Not much, MUNI Breda fleet are 100% high-floor cars with General Electric control, MBTA are 70% low-floor with Adtranz/Bombardier control.
 
Breda's got an established rep for heavy rail cars. Washington Metro bought nothing but Breda for close to 25 years and has >450 of them in-service. MARTA in Atlanta's got about 100 of them. They did swallow up some past LRV manufacturers: Cleveland's 34-year-old LRV fleet are still-kicking Breda high-floor models built by one of the company's past pre-merger incarnations.

But both the T's Franken8's and the MUNI order were simultaneous and really early on in the present-day AnsaldoBreda conglomerate's push to break into the low-floor LRV market, and they were in way over their head with that first batch of contracts. The Franken8's would've had problems with any manufacturer attempting to build to that design because it was just too inherently problematic and untested. The more conventional, wider low-floor MUNI cars' problems speak a little more directly to Breda's inexperience in the late-90's. Some of their Euro LRV's built around the same period had lots of reliability problems and way-way late deliveries too, and have been prematurely retired in favor of all-new orders instead of getting mid-life rebuilds.

The L.A. Metro Gold Line LRV's are later-model Bredas on a clean-roomed new line that's only 11 years old. Results have been worlds better than the MUNI and MBTA orders on legacy lines. Unfortunately they're still carrying lingering stigma from their late-90's LRV mishaps and an ugly legal fight with Denmark over years-late HSR trains so they're in a big dry spell for new orders. CAF in particular has been cleaning their clocks lately scoring follow-on contracts with existing Breda operators. What just happened here with CAF's Type 9 win has been repeated in D.C. with the next-gen Metro order replacing a bunch of old Bredas with CAF's, and Midland Metro in Birmingham UK junking its entire old Breda LRV fleet with replacement CAF's.
 
MUNI has gap fillers and retractable stairs because they serve high platform underground and low platform (non-ADA) aboveground. With some mini-highs mixed in for kicks. Seems ripe for maintenance problems.
 
MUNI has gap fillers and retractable stairs because they serve high platform underground and low platform (non-ADA) aboveground. With some mini-highs mixed in for kicks.
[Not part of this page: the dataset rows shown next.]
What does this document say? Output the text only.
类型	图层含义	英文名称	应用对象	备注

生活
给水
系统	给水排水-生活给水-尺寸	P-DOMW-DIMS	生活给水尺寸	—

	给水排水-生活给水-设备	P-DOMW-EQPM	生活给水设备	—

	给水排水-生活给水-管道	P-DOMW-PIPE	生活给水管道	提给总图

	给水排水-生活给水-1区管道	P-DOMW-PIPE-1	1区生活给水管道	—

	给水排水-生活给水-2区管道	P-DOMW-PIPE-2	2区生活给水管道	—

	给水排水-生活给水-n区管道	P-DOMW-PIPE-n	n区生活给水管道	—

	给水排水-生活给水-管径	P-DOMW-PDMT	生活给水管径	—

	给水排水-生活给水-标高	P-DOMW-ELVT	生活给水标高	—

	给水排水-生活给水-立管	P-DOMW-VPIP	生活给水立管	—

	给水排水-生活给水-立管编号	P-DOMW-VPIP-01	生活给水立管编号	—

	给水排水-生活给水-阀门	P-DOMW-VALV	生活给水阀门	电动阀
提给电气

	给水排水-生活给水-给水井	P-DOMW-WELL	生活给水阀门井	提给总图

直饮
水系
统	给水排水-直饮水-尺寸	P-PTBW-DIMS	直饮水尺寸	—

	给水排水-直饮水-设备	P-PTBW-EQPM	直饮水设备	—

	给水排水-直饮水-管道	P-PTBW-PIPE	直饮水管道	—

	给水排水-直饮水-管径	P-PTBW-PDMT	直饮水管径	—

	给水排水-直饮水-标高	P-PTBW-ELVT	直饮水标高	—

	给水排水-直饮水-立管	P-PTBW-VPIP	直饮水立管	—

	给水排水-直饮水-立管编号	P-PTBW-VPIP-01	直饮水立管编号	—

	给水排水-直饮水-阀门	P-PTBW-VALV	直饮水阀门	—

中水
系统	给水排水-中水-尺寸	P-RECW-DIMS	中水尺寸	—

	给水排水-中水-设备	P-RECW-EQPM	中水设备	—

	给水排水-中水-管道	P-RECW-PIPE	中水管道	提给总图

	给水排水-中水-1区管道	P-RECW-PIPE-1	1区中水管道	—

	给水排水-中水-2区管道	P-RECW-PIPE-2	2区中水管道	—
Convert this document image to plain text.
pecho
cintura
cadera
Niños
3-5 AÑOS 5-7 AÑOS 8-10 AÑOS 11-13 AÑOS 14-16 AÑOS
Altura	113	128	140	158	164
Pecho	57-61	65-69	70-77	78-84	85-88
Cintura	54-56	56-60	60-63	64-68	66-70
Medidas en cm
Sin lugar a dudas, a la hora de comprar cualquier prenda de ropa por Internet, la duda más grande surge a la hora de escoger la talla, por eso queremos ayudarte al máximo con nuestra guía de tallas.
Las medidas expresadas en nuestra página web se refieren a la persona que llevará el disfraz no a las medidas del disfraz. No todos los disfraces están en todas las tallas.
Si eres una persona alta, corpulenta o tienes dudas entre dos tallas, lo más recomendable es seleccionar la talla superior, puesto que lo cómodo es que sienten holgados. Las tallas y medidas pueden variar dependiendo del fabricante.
Seems ripe for maintenance problems.

They have had problems with the door system, but the GE propulsion system has also been very problematic for them and hard to get parts for. GE stopped building rapid transit/light rail propulsion systems shortly after the MUNI order was completed. The articulation design on the MUNI Breda cars has also had its problems, they went with a yoke design which was much like the Boeing design (at both MUNI and the MBTA, the Breda fleets replaced Boeing fleets), not a good design to begin with, very vulnerable to damage.